Berulang kali Alana mengajaknya ke bercinta, tapi Justin selalu menolaknya.
Ada ratusan, tidak, ribuan alasan mengapa ia tidak mempercayai Alana. Justin tak mau ambil risiko jika Alana hanya menjebaknya.
Hingga ia mengetahui perselingkuhan Alana dengan sepupu sekaligus musuh terbesarnya, Daniel.
Entah sengaja atau memang sudah menjadi takdir Justin yang memergoki mereka di kamar hotel.
Justin yang marah, mengendarai mobilnya dalam kecepatan tinggi. Sehingga ia tak menyadari kalau rem mobilnya tak berfungsi.
Kecelakaan itu merenggut cahaya dari dunianya.

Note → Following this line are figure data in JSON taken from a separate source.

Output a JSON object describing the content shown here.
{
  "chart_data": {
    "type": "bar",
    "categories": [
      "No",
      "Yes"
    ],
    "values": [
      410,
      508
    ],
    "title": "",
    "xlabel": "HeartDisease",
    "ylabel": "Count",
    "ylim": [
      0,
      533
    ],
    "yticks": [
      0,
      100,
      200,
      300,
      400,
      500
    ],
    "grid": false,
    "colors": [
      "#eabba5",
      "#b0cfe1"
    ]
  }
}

Dokter yang mengoperasi matanya mengatakan Justin akan mengalami kebutaan permanen akibat robeknya kornea mata miliknya.
Belum lagi tulang kakinya yang retak akibat hantaman keras. Ia pun harus kehilangan kemampuannya berjalan di atas kedua kakinya.
Sekarang dia menjadi makhluk yang tidak berguna. Meski begitu sikapnya yang arogan justru memperburuk situasinya.
Sekarang tidak ada seorang perawat pun yang berani merawatnya kecuali ada perlawanan dari Justin yang membuatnya seketika berhenti bekerja.
“Lalu apa rencanamu datang ke sini Tunanganku Sayang?” Justin sengaha menggoda perempuan itu.
Meski cahaya di matanya meredup, Justin bisa melihat keadaan sekeliling, termasuk di mana posisi tunangannya saat ini.
Ia meraih tubuh Selena yang terkesiap dengan serangan Justin yang mendadak. Selena terbaring di atas ranjang dalam pelukan Justin.
Sekali lagi ia merasakan debaran itu. Daging merah di dadanya seakan berhenti memompa darah ke seluruh tubuh.
Aroma napas lelaki ini seperti obat bius yang membuat akal sehatnya terbang melayang tinggi.
Di sisi lain, Justin merindukan ciuman perempuan yang memabukkannya kemarin. Meski terasa asing, tapi cumbuan Selena yang kaku seperti candu baginya.
“Justin, apa yang kau lakukan?” Selena mulai panik saat lelaki itu secara liar menunjukkan hasratnya.
‘Ya Tuhan!’ Selena memekik ketakutan karena ia pun turut dalam pusaran gairah yang menyelimutinya tanpa permisi.
Jangan katakan jika tubuhnya pun merespon ciuman Justin yang terasa nikmat dan memabukkan.
Di balik topeng yang ia kenakan, Selena tetaplah Selena. Ia takut jika hatinya ikut dipertaruhkan karena pesona lelaki ini sulit dienyahkan.